Football is the most played, followed and loved of all sports. Its universal character and media impact make it an ideal vehicle for our shared values. Nonetheless, this magnificent sport is at the centre of a large number of scandals: doping, match-fixing, corruption and tax evasion. It is also at the heart of a complex ecosystem – in which several stakeholders from the sports, economic, media and political worlds interact – which is today heavily marked by financial excesses.
The flows of money generated by the marketing of broadcasting rights, sponsorships, transfers of champions and the fees they are paid, as well as those paid to their agents, are staggering. And this is just the tip of a complex economic and financial network that includes not only club ownership, merchandising and marketing of sports products, sports betting and ticket sales, but also infrastructure costs and other costs relating to the organisation of sports events, borne by the public authorities.
The excesses we are witnessing are socially unacceptable and the efforts made by the public authorities appear to benefit only a few privileged actors.
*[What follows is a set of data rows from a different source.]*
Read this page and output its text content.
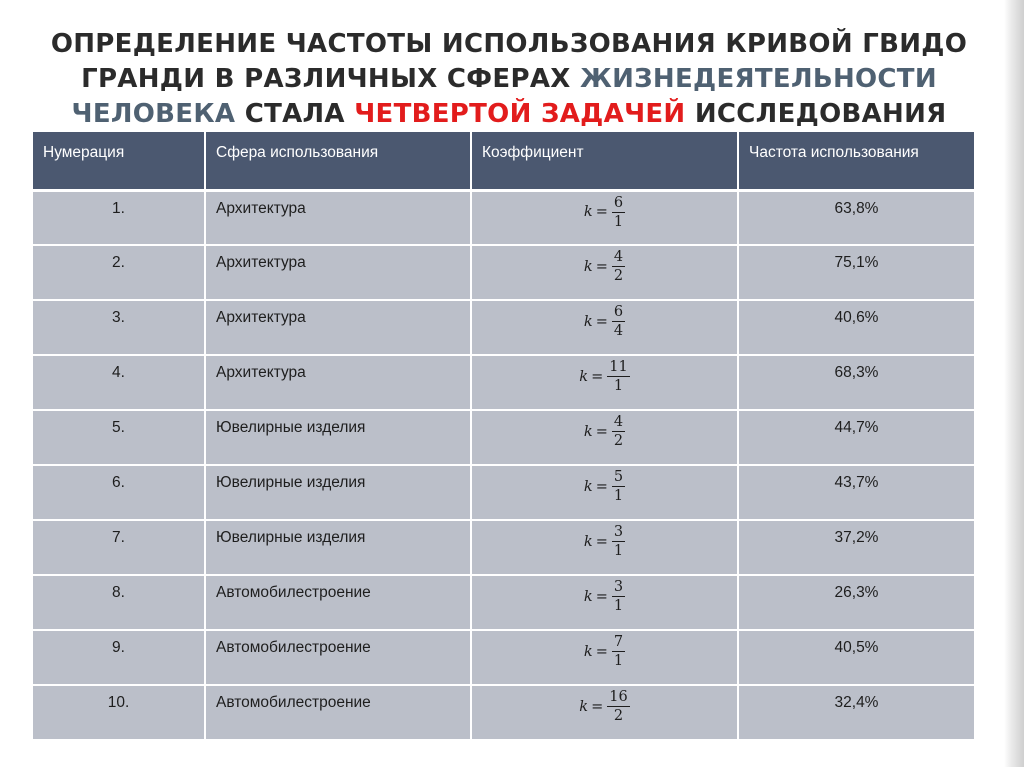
ОПРЕДЕЛЕНИЕ ЧАСТОТЫ ИСПОЛЬЗОВАНИЯ КРИВОЙ ГВИДО
ГРАНДИ В РАЗЛИЧНЫХ СФЕРАХ ЖИЗНЕДЕЯТЕЛЬНОСТИ
ЧЕЛОВЕКА СТАЛА ЧЕТВЕРТОЙ ЗАДАЧЕЙ ИССЛЕДОВАНИЯ
Нумерация	Сфера использования	Коэффициент	Частота использования
1.	Архитектура	$k = \frac{6}{1}$	63,8%
2.	Архитектура	$k = \frac{4}{2}$	75,1%
3.	Архитектура	$k = \frac{6}{4}$	40,6%
4.	Архитектура	$k = \frac{11}{1}$	68,3%
5.	Ювелирные изделия	$k = \frac{4}{2}$	44,7%
6.	Ювелирные изделия	$k = \frac{5}{1}$	43,7%
7.	Ювелирные изделия	$k = \frac{3}{1}$	37,2%
8.	Автомобилестроение	$k = \frac{3}{1}$	26,3%
9.	Автомобилестроение	$k = \frac{7}{1}$	40,5%
10.	Автомобилестроение	$k = \frac{16}{2}$	32,4%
Dangerous links are established between sport, the business world and politics. There are growing inequalities between players, clubs, leagues and national associations, between the football elite and all the others. Sensitive questions are raised regarding financial fair-play, player ownership, caps on their salaries, but also their social rights.
The Parliamentary Assembly must continue its work and, together with its partners in the football world, identify measures which could help restore a balance between the safeguarding of legitimate particular interests and the safeguarding of sports values and the general interest.